En fin, no entro aquí en si ETA anduvo a tiros o si los GAL y los del Batallón Vasco-Español dispararon contra todo lo que se movía por encargo de los que dirigían los famosos desagües del Estado. Sobre todo la existencia de esos desagües nos pone ante la triste consideración de una hidráulica cenagosa que desvela la incapacidad de los dirigentes políticos para conducirnos por las sendas de la moral. Me repugna el pragmatismo de lo inmundo. Cuando una sociedad convive con esa podredumbre y la comparte, pierde el derecho a formular juicios de valor. En definitiva, lamento ese pasado de violencias, lo que condujo a ese pasado y lo que mantiene el hervor de ese pasado. Lo que quiero reclamar, dada la existencia de estas patologías, es una modernización del discurso político para que en la Zarzuela se puedan dar almuerzos como el reciente de Isabel de Inglaterra en Buckingham Palace. Al fin y al cabo, la historia consiste, más que en contar cosas, en enterrar ciertas cosas para que supervivan la libertad y las emociones vitales. Esas emociones que son las que nos ayudan a ser nosotros mismos, que es lo que pretenden vascos y catalanes ante los españoles reticentes. O los escoceses ante los ingleses, celtas ante sajones. O los corsos a la sombra de los franceses. Como cristiano, me gustaría que estas dos naciones, Euskal Herria y Catalunya, y la gallega por añadidura, rezasen a Cristo en las lenguas suyas y procediesen luego a arar su tierra. Como comunista, me complacería que la verdadera libertad de los pueblos nos permitiera una Internacional de la diferencia. Lo afirmo casi in extremis y dando la espalda a todos aquellos que se complacen en las grandes y vacías construcciones que al fin no tienen otra finalidad que dar cobijo seguro a su dinero.

A estas alturas de la historia reclamo madurez en los gobernantes y los gobernados, ya que no espero en vida que gobernantes y gobernados sean la misma cosa. Exijo que el lenguaje sea utilizado para lo que verdaderamente nació: para la comunicación inteligente. Requiero la palabra y desprecio el gruñido. Quizá habrá quien confunda mis oraciones y estime que aspiro a una república de filósofos. No es eso. Me basta con la república de Temístocles, hecha de una sociedad reunida en el Foro. ¿Es tan audaz pretender una ciudadanía decente?

En fin, en todo y por todo, sencillez.
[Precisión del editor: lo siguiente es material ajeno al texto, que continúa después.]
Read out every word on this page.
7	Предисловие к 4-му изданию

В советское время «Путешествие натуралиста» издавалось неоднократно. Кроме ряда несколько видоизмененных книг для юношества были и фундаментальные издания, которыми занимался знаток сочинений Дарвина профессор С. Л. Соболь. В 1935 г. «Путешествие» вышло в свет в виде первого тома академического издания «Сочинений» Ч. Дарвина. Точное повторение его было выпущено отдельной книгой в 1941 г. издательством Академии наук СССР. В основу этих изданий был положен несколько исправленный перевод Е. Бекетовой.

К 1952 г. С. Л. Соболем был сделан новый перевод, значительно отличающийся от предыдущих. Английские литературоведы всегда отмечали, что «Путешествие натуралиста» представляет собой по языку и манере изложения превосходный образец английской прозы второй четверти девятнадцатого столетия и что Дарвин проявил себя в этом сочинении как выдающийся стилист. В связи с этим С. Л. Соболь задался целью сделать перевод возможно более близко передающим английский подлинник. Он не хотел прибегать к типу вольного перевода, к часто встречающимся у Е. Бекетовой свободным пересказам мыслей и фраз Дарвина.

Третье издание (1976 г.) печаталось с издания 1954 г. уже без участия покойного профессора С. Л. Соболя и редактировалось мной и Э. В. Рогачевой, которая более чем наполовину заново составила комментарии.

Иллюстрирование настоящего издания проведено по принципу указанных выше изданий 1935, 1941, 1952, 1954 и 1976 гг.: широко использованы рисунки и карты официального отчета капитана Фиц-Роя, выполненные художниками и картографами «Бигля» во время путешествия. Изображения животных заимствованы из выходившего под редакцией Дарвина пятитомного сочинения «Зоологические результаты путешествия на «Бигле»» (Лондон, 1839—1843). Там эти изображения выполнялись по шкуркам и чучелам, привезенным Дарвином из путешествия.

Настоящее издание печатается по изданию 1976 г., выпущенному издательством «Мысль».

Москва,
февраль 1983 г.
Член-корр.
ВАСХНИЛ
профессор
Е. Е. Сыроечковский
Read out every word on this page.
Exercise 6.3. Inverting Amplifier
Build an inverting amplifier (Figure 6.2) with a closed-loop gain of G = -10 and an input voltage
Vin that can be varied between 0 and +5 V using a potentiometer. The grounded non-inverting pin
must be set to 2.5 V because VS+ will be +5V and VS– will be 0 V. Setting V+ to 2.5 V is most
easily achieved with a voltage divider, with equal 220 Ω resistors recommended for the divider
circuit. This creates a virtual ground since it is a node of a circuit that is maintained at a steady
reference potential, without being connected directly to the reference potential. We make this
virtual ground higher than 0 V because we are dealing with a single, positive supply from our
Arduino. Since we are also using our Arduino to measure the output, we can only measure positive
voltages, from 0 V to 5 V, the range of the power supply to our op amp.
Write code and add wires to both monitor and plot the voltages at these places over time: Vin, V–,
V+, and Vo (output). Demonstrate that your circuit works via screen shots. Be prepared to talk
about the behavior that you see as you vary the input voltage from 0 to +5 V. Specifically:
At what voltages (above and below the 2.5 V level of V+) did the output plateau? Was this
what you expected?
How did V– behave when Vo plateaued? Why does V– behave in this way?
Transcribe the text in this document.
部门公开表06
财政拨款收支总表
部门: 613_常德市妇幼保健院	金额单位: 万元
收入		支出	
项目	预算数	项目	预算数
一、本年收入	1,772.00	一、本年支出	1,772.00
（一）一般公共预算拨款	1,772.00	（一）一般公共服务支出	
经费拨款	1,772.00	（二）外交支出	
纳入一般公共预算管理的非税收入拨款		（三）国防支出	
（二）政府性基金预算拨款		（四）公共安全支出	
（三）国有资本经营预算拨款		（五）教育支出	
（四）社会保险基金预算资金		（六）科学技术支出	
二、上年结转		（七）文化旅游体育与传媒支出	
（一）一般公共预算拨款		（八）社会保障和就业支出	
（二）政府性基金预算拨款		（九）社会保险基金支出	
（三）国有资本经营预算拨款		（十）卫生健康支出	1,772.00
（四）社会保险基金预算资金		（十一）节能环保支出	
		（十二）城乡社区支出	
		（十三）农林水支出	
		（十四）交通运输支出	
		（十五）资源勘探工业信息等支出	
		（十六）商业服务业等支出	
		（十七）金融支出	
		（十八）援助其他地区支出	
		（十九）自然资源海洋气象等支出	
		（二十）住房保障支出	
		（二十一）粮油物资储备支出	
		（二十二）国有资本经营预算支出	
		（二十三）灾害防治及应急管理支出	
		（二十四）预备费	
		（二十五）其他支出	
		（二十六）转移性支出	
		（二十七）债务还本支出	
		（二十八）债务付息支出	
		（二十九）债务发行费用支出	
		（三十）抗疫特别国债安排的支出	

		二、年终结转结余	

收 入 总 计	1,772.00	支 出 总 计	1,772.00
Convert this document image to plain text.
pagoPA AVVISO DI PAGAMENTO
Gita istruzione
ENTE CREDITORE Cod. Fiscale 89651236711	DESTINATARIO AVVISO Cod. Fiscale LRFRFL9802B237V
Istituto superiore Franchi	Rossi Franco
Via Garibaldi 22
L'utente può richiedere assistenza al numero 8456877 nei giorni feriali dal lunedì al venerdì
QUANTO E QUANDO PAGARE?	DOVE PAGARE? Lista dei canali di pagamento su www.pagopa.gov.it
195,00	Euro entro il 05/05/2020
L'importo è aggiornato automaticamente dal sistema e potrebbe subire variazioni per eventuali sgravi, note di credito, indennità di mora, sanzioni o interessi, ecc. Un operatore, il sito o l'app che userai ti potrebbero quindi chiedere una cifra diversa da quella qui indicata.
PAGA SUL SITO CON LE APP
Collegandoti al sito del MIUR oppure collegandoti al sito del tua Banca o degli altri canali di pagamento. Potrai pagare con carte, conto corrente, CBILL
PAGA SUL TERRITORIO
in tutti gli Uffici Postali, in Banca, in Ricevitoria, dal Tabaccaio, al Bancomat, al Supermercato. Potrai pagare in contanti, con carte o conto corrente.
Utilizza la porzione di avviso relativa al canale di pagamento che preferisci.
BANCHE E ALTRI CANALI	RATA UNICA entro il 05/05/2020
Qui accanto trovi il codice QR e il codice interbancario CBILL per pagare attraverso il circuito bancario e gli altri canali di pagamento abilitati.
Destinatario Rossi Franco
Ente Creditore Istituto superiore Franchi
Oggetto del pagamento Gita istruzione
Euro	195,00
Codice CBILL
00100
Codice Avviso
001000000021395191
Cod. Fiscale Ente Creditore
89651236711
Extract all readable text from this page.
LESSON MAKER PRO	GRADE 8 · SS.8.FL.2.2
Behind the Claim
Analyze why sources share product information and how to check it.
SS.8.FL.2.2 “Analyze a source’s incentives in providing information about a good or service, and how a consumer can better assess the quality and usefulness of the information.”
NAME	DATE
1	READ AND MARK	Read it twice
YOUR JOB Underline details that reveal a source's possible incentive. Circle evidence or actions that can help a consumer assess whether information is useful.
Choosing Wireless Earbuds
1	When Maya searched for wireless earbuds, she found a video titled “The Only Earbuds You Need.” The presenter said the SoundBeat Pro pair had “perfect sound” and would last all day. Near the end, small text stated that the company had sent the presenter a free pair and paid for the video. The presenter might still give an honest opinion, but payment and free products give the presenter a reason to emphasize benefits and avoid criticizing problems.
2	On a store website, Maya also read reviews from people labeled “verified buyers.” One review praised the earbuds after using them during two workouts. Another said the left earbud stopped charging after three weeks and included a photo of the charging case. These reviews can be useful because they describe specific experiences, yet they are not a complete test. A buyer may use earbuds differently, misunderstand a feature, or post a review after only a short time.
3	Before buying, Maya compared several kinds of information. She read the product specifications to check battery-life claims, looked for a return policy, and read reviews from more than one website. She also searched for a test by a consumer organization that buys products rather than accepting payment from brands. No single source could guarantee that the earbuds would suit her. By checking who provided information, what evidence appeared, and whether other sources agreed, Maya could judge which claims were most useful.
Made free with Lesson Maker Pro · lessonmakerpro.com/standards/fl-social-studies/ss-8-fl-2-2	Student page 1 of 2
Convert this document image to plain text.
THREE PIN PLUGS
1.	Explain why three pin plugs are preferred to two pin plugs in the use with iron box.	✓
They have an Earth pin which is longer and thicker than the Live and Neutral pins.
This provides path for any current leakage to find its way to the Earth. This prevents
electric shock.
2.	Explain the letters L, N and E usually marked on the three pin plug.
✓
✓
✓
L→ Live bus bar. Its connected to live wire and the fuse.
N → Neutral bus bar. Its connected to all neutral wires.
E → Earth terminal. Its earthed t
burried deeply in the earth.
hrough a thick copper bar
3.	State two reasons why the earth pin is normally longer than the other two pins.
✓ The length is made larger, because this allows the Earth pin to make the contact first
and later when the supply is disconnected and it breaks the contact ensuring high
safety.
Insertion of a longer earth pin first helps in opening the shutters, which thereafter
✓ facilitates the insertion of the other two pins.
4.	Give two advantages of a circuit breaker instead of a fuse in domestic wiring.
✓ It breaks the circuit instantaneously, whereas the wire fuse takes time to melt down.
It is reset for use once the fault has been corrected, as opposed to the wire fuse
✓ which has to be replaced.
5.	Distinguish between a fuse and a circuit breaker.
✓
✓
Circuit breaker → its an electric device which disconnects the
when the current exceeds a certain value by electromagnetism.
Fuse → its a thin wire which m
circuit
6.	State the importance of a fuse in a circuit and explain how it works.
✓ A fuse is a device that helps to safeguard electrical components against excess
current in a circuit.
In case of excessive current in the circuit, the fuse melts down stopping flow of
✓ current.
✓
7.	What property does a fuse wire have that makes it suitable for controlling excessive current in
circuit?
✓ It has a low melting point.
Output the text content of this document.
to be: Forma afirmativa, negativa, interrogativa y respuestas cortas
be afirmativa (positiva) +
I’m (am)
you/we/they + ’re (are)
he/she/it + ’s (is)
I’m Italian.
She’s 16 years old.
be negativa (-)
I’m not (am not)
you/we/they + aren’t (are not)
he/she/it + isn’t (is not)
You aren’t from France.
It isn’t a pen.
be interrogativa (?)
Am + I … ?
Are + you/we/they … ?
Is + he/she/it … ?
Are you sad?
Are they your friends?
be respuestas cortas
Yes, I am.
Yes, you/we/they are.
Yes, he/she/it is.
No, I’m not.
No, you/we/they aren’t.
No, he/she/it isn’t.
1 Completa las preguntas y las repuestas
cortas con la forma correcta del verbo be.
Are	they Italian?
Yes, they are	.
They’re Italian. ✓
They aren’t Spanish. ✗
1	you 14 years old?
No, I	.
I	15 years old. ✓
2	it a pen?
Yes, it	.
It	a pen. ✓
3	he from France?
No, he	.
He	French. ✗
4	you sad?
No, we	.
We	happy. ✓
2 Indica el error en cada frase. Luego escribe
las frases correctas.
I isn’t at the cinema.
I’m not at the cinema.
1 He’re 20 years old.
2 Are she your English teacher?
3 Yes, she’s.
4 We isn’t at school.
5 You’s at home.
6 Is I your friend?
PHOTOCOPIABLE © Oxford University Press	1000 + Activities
Trato directo frente a una taza de café o una copa de vino. No se puede resolver un conflicto de identidad amenazando con armas y leyes venenosas. Estas conductas producen confusión mental. Considero, además, que mantener una constante de rencor u odio quema inútilmente calorías de bienestar personal y social. Incluso me repele esa pertinacia con que tratamos de hacer un Dios a nuestra imagen y semejanza. Creo que la única forma de conocernos, en muchos casos, consiste en rebajar tensiones al permanecer amicalmente separados, lo que permite objetivar. Recurramos a la autoridad de Eduardo Spranger acerca de la comprensión social: «Solo a nosotros mismos nos vivimos directamente. Solo comprendemos a los demás en virtud de objetivaciones». El trabajo de respetar a los ajenos empieza verdaderamente en ese esfuerzo de objetivación.